Malgré la simplicité de leur système visuel, les mouches des fruits sont capables de distinguer de façon fiable les individus en fonction de leur seule vue. Les chercheurs ont maintenant établi un réseau neuronal qui imite le système visuel de la mouche des fruits et peut distinguer et réidentifier les mouches. Cela pourrait permettre aux milliers de laboratoires du monde entier qui utilisent les mouches des fruits comme organisme modèle d’effectuer davantage de travaux longitudinaux, en examinant comment les mouches individuelles changent avec le temps. Cela prouve également que la vision de l’humble mouche des fruits est plus claire qu’on ne le pensait auparavant.
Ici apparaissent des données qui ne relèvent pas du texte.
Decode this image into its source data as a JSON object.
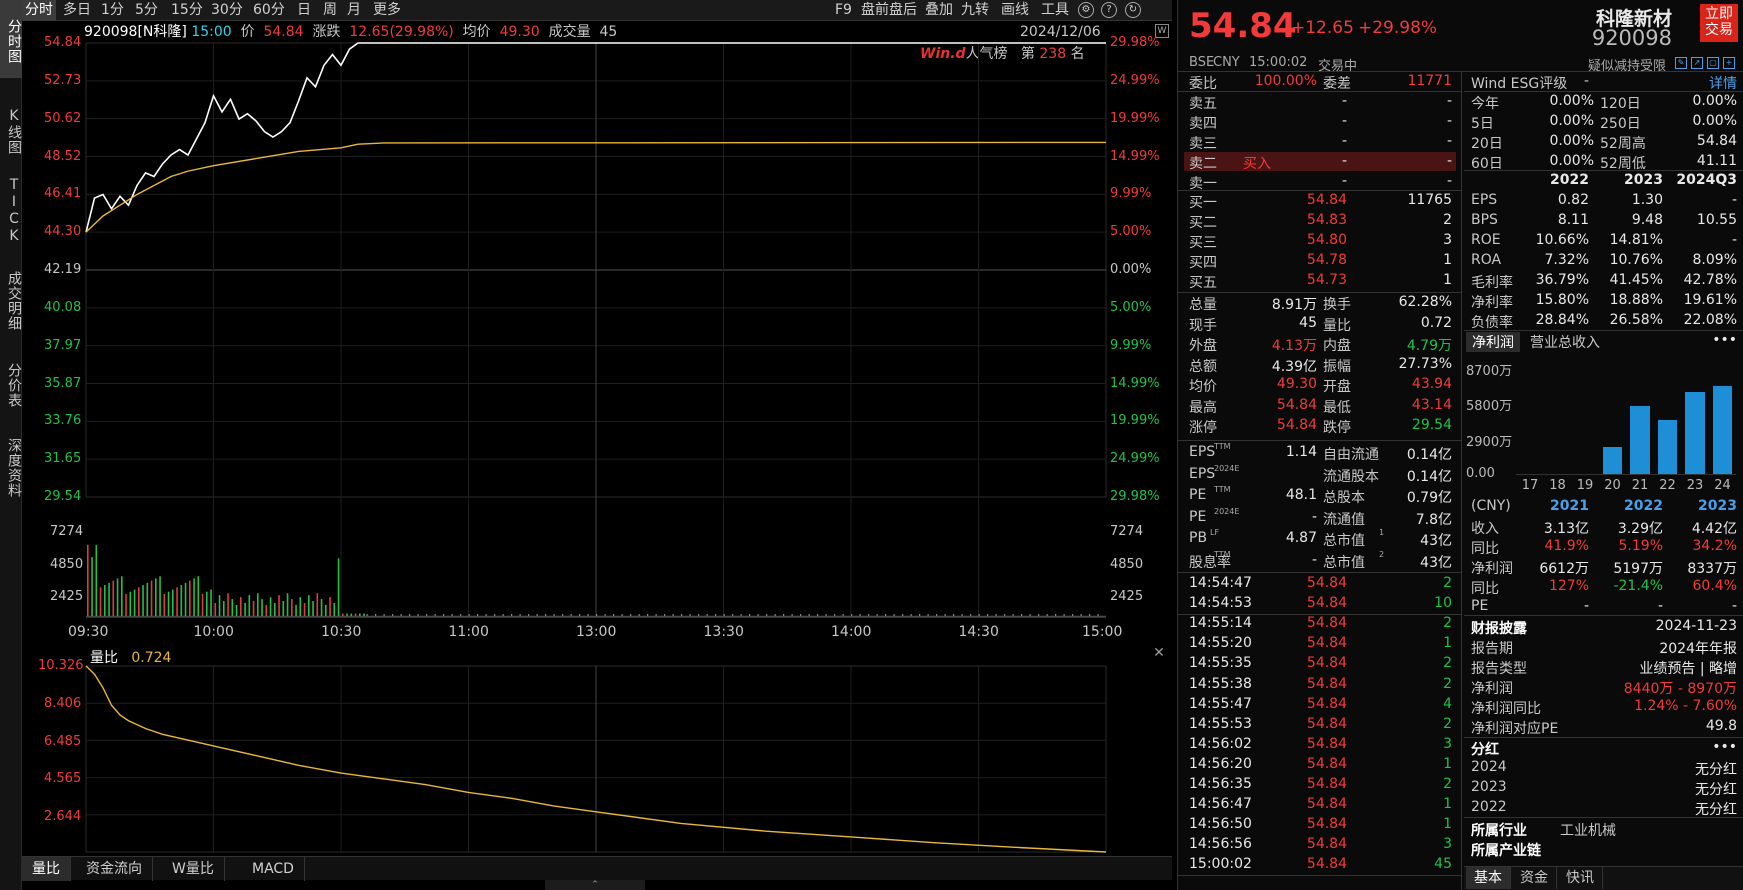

Dans le cadre d’un projet interdisciplinaire financé par une subvention de l’Institut canadien de recherches avancées (ICRA), des chercheurs de l’Université de Guelph et de l’Université de Toronto, à Mississauga, ont combiné leur expertise en biologie des mouches des fruits à l’apprentissage machine pour créer un algorithme biologique qui se sert de vidéos basse résolution de mouches des fruits afin de tester si un système aussi difficile à réaliser est physiquement possible à l’aide de contraintes aussi grandes.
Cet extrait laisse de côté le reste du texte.